Hay otro significado para la palabra visión: el que implica sueños, anhelos y propósitos, fincados en la realidad, para darle un sentido a lo que hacemos. Necesitamos creer que mañana será mejor que hoy. Para ello buscamos a un visionario, que defina ese futuro buscado.

Desde que el ser humano comenzó a caminar por esta tierra, bien plantado sobre sus pies, se unió con otros para formar una comunidad. Las familias formaron gremios, inventaron ritos, abrieron tiendas, crearon ciudades. El grupo designó a un jefe: el que sabía mirar lejos.

Hay soñadores que hacen realidad sus sueños. Tal es el caso de Elon Musk, creador de Tesla, Solar City y Space X. Tesla produce automóviles eléctricos que están cambiando la industria automotriz. Su fin primordial es reducir la dependencia de los combustibles fósiles, para frenar el calentamiento global. Solar City ofrece energía solar para viviendas; Space X busca acelerar la exploración espacial. Musk está trabajando también en un transporte de alta velocidad; su primera meta sería lograr que el tiempo de traslado entre San Francisco y Los Ángeles (más de 600 km) sea de media hora.

Un ejemplo más: Salman Khan, en 2006, enseñaba matemáticas y ciencias a sus primos, subiendo sus lecciones a YouTube. Sus alumnos se multiplicaron y en 2009 creó Khan Academy, un sistema de educación en línea, disponible en forma gratuita a todo el mundo. Hoy, con el apoyo de los gigantes de Silicon Valley, tiene más de 40 millones de usuarios.

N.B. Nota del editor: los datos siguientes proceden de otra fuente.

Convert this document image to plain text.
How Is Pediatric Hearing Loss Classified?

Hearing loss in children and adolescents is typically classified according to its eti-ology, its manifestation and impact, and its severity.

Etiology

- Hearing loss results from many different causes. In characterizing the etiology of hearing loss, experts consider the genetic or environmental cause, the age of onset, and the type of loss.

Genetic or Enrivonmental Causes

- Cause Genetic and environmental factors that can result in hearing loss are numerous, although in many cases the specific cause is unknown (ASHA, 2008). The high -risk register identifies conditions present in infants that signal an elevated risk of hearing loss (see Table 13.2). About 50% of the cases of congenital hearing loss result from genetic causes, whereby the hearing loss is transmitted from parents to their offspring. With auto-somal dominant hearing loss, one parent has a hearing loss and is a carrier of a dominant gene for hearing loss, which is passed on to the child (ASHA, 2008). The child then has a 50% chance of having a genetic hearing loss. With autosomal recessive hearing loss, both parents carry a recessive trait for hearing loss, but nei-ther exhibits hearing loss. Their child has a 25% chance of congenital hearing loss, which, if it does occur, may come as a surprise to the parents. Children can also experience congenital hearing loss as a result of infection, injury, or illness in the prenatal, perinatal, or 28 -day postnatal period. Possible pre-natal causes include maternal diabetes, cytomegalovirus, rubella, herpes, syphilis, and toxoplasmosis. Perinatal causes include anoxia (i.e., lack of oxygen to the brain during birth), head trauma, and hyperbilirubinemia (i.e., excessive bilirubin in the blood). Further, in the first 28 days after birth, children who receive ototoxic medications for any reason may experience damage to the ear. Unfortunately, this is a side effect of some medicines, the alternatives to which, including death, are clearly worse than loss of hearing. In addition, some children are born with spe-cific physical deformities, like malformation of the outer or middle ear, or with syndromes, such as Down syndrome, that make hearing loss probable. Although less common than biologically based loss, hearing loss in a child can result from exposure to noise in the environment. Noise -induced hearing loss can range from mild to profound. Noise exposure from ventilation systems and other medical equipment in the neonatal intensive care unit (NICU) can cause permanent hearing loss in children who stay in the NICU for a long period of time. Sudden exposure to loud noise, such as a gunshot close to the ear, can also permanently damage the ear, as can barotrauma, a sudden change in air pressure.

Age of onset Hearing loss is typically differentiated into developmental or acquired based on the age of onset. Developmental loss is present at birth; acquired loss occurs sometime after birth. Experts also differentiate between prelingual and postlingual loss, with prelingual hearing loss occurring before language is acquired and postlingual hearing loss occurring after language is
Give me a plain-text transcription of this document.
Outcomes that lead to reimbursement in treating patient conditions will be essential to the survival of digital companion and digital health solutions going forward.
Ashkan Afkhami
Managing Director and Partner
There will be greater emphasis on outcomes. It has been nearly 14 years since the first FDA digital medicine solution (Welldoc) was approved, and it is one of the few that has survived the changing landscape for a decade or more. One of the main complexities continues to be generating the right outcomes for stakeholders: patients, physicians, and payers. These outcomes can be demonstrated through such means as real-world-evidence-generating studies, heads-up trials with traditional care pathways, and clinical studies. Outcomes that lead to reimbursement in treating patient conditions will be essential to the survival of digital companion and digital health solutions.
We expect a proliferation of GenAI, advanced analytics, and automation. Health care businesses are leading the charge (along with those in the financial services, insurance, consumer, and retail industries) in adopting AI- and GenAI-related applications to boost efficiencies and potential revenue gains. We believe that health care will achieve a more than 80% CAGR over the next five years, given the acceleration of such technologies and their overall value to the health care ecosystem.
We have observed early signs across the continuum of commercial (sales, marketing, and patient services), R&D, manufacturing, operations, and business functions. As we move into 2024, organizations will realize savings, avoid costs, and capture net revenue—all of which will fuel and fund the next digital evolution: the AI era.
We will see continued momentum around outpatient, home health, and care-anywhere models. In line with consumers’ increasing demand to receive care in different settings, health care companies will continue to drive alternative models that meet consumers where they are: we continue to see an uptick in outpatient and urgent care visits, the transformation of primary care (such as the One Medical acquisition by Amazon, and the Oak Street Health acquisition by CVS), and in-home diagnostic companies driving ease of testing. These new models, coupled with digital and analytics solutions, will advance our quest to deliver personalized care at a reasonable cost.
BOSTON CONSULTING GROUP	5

Estoy convencida de que hay mentes brillantes a nuestro alrededor, que solo necesitan un acicate, una palanca que ponga en marcha un mecanismo que ayude a los demás a conseguir sus propósitos y resolver sus problemas. Hay visionarios por todas partes, y su tenacidad los lleva a inventar aparatos, imaginar sistemas de producción y crear ciudades en la mente, para luego hacerlos realidad.

Hace años, trabajé para una empresa que desarrolla parques industriales, centros comerciales y nuevas urbanizaciones. Vivo en una casa construida por esa compañía: mi colonia tiene unas 800 viviendas diseñadas por sus arquitectos y levantadas con el esfuerzo de cientos de trabajadores. Los dos dueños eran amigos muy cercanos, que compartían su visión de negocios. Un amigo mío, que salía con ellos al campo, me dijo un día: “Tú miras una tierra sin cultivar, una loma, piedras sueltas y unos viejos mezquites. Ellos están mirando una avenida, con glorietas verdes y aceras con jardín; aquí una gasolinera, allá una plaza comercial; a la derecha, una zona de viviendas; a la izquierda, dos edificios de veinte pisos”.

Si un niño de su familia, su sobrino o nieto, tiene sueños, hágale el favor a la humanidad de alimentar su interés: lean libros, vean tutoriales, hagan experimentos, aprendan juntos sobre esa materia. Después déjelo en libertad para que se vuelva especialista en su tema. Para que un visionario alcance una meta, necesita del estímulo de su tribu.